Ateroskleroz multi-etnik çalışmasında (MESA) ise 45-84 yaşları arasında kadınlarda
MAK oranı %12 bulunurken aynı yaştaki erkeklerde MAK oranı %8 olarak
bulundu(13).
3
IRK:
Irklar arasında MAK’ın farklı dağılımını gösteren çalışmalar sınırlıdır. Çoğu Latin
asıllı hastalardan oluşan (ortalama yaş: 68) bir çalışmada MAK oranı %26 olarak
bulundu (7). ARIC çalışmasında, sadece Afrika asıllı Amerikanların dâhil olduğu bir
grupta (ortalama yaş: 59) MAK oranı %4,9 olarak bulundu (12). MESA çalışması
verilerine göre ise, 45-84 yaşları arasında, en yüksek MAK oranı beyazların arasında
görüldü (%12) sonra Latinler (%10) daha sonra Afrika asıllı Amerikanlar (%7) ve en
düşük oran Çinlilerin arasında bulundu (%5) (13). Bu çalışmada ırksal fark sadece
MAK oranında değil diğer valvüler kalsifikasyonlarda da görüldü (14).

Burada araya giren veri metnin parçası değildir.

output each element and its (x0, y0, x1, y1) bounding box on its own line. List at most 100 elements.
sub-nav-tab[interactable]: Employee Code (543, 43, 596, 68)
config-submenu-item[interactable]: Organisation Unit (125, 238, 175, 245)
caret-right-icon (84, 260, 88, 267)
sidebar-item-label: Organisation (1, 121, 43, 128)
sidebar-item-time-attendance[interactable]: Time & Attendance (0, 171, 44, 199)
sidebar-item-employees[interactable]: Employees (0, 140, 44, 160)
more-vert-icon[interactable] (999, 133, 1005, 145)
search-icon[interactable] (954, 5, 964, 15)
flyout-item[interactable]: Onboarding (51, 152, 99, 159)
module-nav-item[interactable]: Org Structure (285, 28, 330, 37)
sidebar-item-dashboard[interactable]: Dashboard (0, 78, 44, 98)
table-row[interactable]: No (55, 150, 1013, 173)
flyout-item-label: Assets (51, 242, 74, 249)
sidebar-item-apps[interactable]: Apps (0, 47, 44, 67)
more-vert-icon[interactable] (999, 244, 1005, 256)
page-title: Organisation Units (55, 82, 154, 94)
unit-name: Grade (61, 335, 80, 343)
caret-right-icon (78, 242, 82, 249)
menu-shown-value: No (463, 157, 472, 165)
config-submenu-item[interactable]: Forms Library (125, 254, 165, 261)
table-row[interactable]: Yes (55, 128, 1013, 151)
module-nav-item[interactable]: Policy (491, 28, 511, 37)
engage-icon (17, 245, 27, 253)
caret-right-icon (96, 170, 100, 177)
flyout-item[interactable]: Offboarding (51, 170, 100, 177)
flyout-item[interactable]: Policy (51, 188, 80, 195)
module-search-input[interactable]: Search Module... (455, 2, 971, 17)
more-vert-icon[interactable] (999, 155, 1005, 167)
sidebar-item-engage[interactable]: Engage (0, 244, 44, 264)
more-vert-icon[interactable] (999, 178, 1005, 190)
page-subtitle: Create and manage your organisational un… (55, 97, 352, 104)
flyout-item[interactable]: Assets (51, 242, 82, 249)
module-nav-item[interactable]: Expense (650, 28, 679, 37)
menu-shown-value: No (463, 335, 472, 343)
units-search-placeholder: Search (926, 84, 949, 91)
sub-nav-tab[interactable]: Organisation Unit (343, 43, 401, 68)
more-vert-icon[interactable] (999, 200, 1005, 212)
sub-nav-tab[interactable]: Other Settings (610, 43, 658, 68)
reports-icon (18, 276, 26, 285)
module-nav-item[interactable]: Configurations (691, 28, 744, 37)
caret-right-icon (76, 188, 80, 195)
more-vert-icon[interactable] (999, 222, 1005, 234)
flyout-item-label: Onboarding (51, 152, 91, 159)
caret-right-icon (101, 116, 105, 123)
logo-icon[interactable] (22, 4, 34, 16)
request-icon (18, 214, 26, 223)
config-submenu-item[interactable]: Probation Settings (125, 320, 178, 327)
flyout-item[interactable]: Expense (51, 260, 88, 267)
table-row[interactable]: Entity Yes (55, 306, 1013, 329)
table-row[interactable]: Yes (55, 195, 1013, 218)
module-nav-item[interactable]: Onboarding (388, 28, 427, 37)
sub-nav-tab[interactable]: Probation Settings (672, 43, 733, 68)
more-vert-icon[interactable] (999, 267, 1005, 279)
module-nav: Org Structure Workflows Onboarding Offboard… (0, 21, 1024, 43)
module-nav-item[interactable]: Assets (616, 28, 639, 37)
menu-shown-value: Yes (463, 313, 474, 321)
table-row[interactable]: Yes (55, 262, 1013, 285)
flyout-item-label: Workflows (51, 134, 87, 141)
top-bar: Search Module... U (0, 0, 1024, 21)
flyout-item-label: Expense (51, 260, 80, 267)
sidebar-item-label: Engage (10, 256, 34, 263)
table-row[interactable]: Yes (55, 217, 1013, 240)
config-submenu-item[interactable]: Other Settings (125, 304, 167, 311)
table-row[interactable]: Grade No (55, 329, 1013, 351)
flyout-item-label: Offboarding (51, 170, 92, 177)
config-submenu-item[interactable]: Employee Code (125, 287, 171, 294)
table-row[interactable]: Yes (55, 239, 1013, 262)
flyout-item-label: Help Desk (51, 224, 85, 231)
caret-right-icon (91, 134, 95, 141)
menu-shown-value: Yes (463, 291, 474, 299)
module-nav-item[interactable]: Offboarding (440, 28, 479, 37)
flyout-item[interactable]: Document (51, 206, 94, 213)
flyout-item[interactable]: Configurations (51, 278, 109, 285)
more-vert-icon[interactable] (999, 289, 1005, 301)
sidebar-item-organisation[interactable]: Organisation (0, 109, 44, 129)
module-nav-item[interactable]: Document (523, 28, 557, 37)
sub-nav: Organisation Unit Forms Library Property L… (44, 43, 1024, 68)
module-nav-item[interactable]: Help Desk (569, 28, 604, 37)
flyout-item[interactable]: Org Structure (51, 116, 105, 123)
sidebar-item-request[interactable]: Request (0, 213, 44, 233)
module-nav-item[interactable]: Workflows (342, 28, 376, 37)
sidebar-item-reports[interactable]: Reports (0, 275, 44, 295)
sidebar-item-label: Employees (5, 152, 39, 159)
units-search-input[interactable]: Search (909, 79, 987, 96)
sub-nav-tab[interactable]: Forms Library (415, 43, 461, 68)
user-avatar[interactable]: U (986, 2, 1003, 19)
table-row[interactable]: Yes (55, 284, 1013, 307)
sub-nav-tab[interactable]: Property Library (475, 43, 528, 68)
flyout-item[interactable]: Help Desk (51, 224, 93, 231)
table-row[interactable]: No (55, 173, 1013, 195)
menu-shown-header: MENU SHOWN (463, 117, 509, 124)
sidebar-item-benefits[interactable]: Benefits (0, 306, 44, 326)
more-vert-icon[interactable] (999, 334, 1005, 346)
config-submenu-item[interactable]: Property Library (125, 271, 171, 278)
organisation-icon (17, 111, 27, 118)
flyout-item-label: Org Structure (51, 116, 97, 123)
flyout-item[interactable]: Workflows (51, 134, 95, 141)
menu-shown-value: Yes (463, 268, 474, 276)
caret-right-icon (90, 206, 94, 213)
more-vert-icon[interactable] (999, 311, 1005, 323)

2.2.2.Mitral Anulus Kalsifikasyonun Prognozu
Çeşitli çalışmalarda MAK ile kardiyovasküler olayların arasındaki ilişki
araştırıldı. Framingham çalışmasında 16 yıl boyunca 1197 hasta takip altına alındı ve
kardiyovasküler hastalıklar sebebi ile ve diğer sebepler ile görülen ölümler
karşılaştırıldı ve sonuçta MAK’da her 1 mm artışa karşın kardiyovasküler hastalıklar
sebebi ile ölüm oranında yaklaşık %10 oranında yükselme izlendi (11). ARIC
çalışmasının Afrika asıllı Amerikanlardan oluşan bir alt grubunda MAK yüksek
miyokard infarktüsü oranı ile ilişkili bulundu (12). Belgrad atriyal fibrilasyon
çalışmasında 1056 hasta 9,9 yıl boyunca prospektif olarak takip altına alındı ve
çalışmada MAK ile iskemik inme, miyokard infarktüsü ve diğer kardiyovasküler
hastalıklar sebebi ile ölümler arasında önemli bir ilişki bulundu (15). Kuzey Manhattan
çalışmasında 1955 hasta 7,4 yıl boyunca takip altına alındı, bu çalışmanın sonucunda
MAK varlığında, miyokard infarktüsü ve iskemik inme sebebi ile olan ölüm yüksek
oranda bulundu (9).
2.2.3. Mitral Anulus Kalsifikasyonun Patofizyolojisi
Mitral anulus kalsifikasyonu ileri yaş, sistemik hipertansiyon, hiperkolesterolemi,
diyabet, kronik böbrek yetmezliği, sekonder hiperparatiroidizm, Marfan ve Hurler
sendromları gibi fibröz iskeletin genetik anormalliklerinde daha yüksek oranda
görülür(16-19). Mitral anulus kalsifikasyonu ile aterosklerozun arasında güçlü bir ilişki
var. Yapılan erken patolojik çalışmalarda MAK ve aynı patolojiye sahip olan kalsifik
aort kapak darlığının aterosklerozun bir türü olabileceği gösterilmiştir (20,21).
4
Kardiyak valvüler kalsifikasyonların önceki araştırmalarda pasif bir olay olduğu
düşünülürken; yeni araştırmalar bu kalsifikasyonun değişik faktörlerin kontrolü altında
düzenli bir olay olduğunu gösterdi (22-24). Büyük patolojik çalışmalarda kardiyak
valvüler kalsifikasyonun osteojeneze benzer bir olay olduğu görüldü (25). Son dönem
böbrek hastalığında MAK oranı çok yüksektir (26-30) ve son dönem böbrek
hastalığında kalsiyum fosfat üretilmesi doğrudan MAK yaygınlığı ile korelasyon
göstermektedir (31).Yüksek fosfat seviyeleri vasküler düz kasların osteoblastik
hücrelere dönüşmesini tetikler (32). Aort ve mitral kapakların başlangınç anular
kalsifiye alanlarında ilk olarak türbülanslı kan akışı vardır ve bu da endotel hasarına
neden olup ateroskleroz riskini artırır, entotel hasarına cevap olarak kalsifiye alanlarda,
arasında makrofaj ve T-hücresi infiltrasyonu olan lipid birikimi noktaları vardır (33).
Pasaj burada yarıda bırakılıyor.